Dr. Simons references the book “Just Medicine: A Cure for Racial Inequality in American Health Care” by Dayna Bowen Matthew as she continues “once (a physician) becomes aware of the automatic cognitive processes that lead to inadvertent discrimination, it’s possible to change…When physicians recognize their own unintentional bias, they are able to neutralize its impact on treatment decisions. “
Effects of Structural Racism
Structural pillars of systematic racism were identified 30 years ago as an underlying cause of health inequities. These include but are not limited to employment discrimination, mass incarceration, substandard public education, and redlining. Decades of historical practices in housing discrimination, or redlining, have had lasting impacts on health disparities within communities of color.
Redlining started in the 1930s as a policy that lenders used to outline “financially undesirable neighborhoods,” which were defined as populated by minority and foreign families. These areas were colored in red on maps and essentially prevented residents from moving to a better-resourced neighborhood. Redlining allowed lenders to deny a creditworthy applicant a loan for housing in certain neighborhoods even though the applicant may otherwise be eligible for the loan, making the move to a neighborhood with high-quality healthcare resources impossible. The Fair Housing Act was passed a mere 52 years ago to prevent redlining; however, the negative consequences of decades upon decades of this system continues to manifest in health disparities among lower-class minority communities.
Redlining kept minorities out of white, well-resourced neighborhoods that commonly had better quality facilities for diagnosing illnesses or disorders and had providers who were better trained for recognizing developmental disabilities, like autism.
Better physicians in other neighborhoods mean minority parents of the lower class must travel farther to access quality primary care physicians and specialists. This poses a logistical problem if that family does not have access to a vehicle, making transportation to other neighborhoods potentially impossible.

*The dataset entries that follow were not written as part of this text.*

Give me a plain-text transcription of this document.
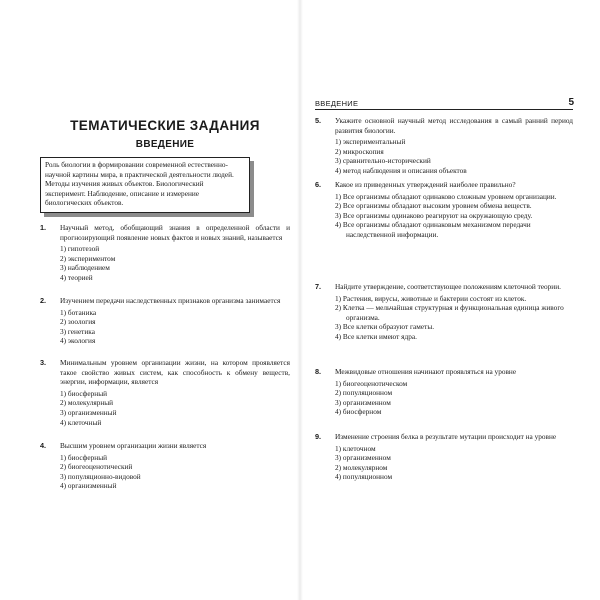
ТЕМАТИЧЕСКИЕ ЗАДАНИЯ
ВВЕДЕНИЕ
Роль биологии в формировании современной естественно-научной картины мира, в практической деятельности людей. Методы изучения живых объектов. Биологический эксперимент. Наблюдение, описание и измерение биологических объектов.
1. Научный метод, обобщающий знания в определенной области и прогнозирующий появление новых фактов и новых знаний, называется
1) гипотезой
2) экспериментом
3) наблюдением
4) теорией
2. Изучением передачи наследственных признаков организма занимается
1) ботаника
2) зоология
3) генетика
4) экология
3. Минимальным уровнем организации жизни, на котором проявляется такое свойство живых систем, как способность к обмену веществ, энергии, информации, является
1) биосферный
2) молекулярный
3) организменный
4) клеточный
4. Высшим уровнем организации жизни является
1) биосферный
2) биогеоценотический
3) популяционно-видовой
4) организменный
ВВЕДЕНИЕ	5
5. Укажите основной научный метод исследования в самый ранний период развития биологии.
1) экспериментальный
2) микроскопия
3) сравнительно-исторический
4) метод наблюдения и описания объектов
6. Какое из приведенных утверждений наиболее правильно?
1) Все организмы обладают одинаково сложным уровнем организации.
2) Все организмы обладают высоким уровнем обмена веществ.
3) Все организмы одинаково реагируют на окружающую среду.
4) Все организмы обладают одинаковым механизмом передачи наследственной информации.
7. Найдите утверждение, соответствующее положениям клеточной теории.
1) Растения, вирусы, животные и бактерии состоят из клеток.
2) Клетка — мельчайшая структурная и функциональная единица живого организма.
3) Все клетки образуют гаметы.
4) Все клетки имеют ядра.
8. Межвидовые отношения начинают проявляться на уровне
1) биогеоценотическом
2) популяционном
3) организменном
4) биосферном
9. Изменение строения белка в результате мутации происходит на уровне
1) клеточном
3) организменном
2) молекулярном
4) популяционном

Affordability and Medicaid
Finally, after getting physical access to the treatment and intervention, affordability is a major factor in accessing care. Many African Americans and non-white Hispanics are under Medicaid coverage which may deny coverage to treatments and interventions the parent or physician deems necessary. Comparably, individuals with private insurance may cover it or pay out of pocket.
We can do better
The first thing that can be done is to understand that disparities between classes can be connected and exacerbated by race. Putting more minorities in positions where they can be the ones to identify other minorities can also help delineate from implicit biases. Also, cultural competence training is a way to learn more about implicit bias and ways to better serve patients without unintentionally hurting them. Policy work can be a great tool to help increase the number of physicians in poor neighborhoods and to alleviate the cost of treatment. It is time to broaden the horizon of what contributes to health disparities and better scrutinize why they can persist, only then can we truly do our patients justice.